In a recent Channel 4 (UK) survey of the top 100 war movies Steven Spielberg voted this as his favorite, mainly due to its sheer "boys own" factor of unreality. He even went so far as to repeat the "Broadsword calling Danny Boy" line.
The bus stops after the bridge so that it can be booby-trapped. Yet the entire road up to that point had been elaborately booby-trapped. They could have even just briefly stopped and dropped a couple bundles of dynamite in the middle of the bridge with a 15-second timer so that it blew the bridge as they drove away. It made no sense to stop and booby-trap the bridge during the getaway, as it cost them valuable getaway time. But it did add valuable tension to the getaway.

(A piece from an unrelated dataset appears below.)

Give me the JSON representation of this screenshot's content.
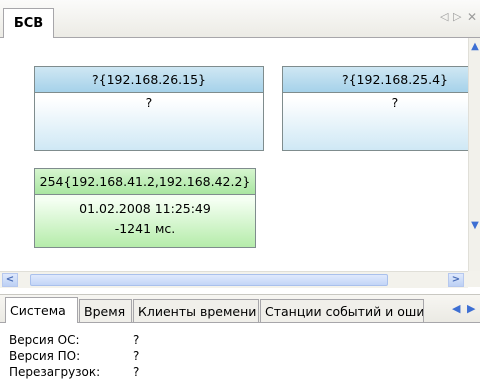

The common weapon in the movie was the MP40, a German submachine gun. Thee MP40 could fire 500 rounds a minute, and had a magazine capacity of about 40 rounds. In several places in the film, characters fire for extended periods, and yet no one ever has to reload.
While the presence of signs reading "Militärkommando Hohenwerfen" in the castle would, at first glance, appear to be an error caused by using the actual name of the shooting location Schloß Hohenwerfen (called "Schloß Adler" in the film), similar signs can be seen on other buildings. This indicates that "Hohenwerfen" does not refer to the castle, but to the administrative region (e.g. a municipality) that contains both the village of Werfen and the Schloß Adler.
Did the Germans really have helicopters in World War 2?
Yes, the Germans used a small number of early helicopters in late World War 2 for tasks such as transport and artillery spotting in addition to numerous experimental prototypes. Two Fa 223 Drache ('Dragon') aircraft were actually assigned to the German Army's Mountain Warfare School at Innsbruck so the prescence of a helicopter in the film is surprisingly plausible.
Who killed the 2 other members of the team?
Presumably the trio of double agents killed them because they were suspicious of them and had seen or heard something that betrayed their treason.